ただ、2016年から大物マネージャーによるファンドの閉鎖が相次いで起こっており、最初にファンドを閉鎖したのはリチャード・ペリー氏。彼はペリー・キャピタルという自身のヘッジファンドを運営していたが、2016年に閉鎖した。

次いでイートンパーク・キャピタルマネジメントのエリック・ミンディッチ氏や、ブルーリッジ・キャピタルのジョン・グリフィン氏が次々にファンドを閉鎖。

ヘッジファンドの専門家として名高いジョー・マレンダ氏は、

「世代交代が起きている。」

と発言し、さらに

「最近退場している大物マネージャーたちは、業界初期の創設者たちだ。彼らは今、大きく膨らんだ資産を第二の人生でどうしていくかという問題に直面しているはず。」

と述べている。

ヘッジファンド業界は今厳しい状況下に置かれており、ビットコインをはじめとする仮想通貨の普及や手数料の問題。そしてパッシブ運用商品やクオンツ戦略との競争など、ヘッジファンドにとって向かい風となるような状況となっているのだ。

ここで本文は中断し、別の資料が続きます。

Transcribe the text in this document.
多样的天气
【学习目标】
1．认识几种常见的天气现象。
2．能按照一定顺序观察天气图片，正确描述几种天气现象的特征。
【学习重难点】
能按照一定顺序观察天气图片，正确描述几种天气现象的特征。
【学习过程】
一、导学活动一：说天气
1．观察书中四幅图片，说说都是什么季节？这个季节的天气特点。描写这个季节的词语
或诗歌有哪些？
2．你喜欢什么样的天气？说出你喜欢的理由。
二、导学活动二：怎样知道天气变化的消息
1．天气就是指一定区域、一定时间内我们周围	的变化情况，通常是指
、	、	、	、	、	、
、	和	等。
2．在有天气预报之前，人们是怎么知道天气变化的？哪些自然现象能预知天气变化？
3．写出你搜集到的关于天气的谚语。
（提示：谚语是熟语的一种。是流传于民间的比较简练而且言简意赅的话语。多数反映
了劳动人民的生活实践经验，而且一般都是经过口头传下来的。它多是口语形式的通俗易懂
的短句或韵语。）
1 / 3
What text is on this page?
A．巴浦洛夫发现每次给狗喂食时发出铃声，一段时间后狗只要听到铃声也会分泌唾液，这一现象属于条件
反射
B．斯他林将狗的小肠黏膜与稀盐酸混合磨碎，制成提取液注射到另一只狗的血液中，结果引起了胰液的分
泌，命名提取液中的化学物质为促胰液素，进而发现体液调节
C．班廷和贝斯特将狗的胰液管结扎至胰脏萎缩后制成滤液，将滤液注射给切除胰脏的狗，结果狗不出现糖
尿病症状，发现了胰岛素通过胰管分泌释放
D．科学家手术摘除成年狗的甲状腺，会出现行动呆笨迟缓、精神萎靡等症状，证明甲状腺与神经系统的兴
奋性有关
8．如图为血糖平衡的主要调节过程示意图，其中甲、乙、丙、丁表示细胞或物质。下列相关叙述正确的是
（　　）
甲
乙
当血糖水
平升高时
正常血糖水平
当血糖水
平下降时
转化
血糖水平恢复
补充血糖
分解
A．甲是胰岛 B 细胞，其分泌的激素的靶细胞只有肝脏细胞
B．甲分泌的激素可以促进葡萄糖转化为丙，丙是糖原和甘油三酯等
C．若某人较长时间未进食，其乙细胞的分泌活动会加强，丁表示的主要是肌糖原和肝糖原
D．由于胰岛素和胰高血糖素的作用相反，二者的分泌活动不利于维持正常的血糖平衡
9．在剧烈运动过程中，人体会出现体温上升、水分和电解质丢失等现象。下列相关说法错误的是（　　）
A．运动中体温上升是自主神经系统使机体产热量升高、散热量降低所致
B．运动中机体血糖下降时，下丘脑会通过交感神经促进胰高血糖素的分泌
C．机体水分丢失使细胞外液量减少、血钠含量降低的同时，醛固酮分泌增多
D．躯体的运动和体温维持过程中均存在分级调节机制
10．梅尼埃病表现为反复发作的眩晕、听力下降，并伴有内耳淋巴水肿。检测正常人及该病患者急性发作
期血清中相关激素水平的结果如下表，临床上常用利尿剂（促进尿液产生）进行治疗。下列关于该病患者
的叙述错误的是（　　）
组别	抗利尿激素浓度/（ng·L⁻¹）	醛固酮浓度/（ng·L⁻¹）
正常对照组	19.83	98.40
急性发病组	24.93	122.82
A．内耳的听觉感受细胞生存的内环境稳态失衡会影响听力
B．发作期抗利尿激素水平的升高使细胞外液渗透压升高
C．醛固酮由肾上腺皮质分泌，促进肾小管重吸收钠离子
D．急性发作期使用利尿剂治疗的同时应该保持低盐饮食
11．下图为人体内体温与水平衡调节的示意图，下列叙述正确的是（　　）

HeadFund Search(HFS)によれば、2017年1~9月期の成長は前年の同時期と比較して4.4%となっており、3年連続で運用件数より清算件数が上回っている状況だという。

こういった状況を踏まえて、ファンドマネージャーも今の状況では運用をしたがっていないという声も上がっており、2018年ヘッジファンド業界がどうなっていくのかに注目だ。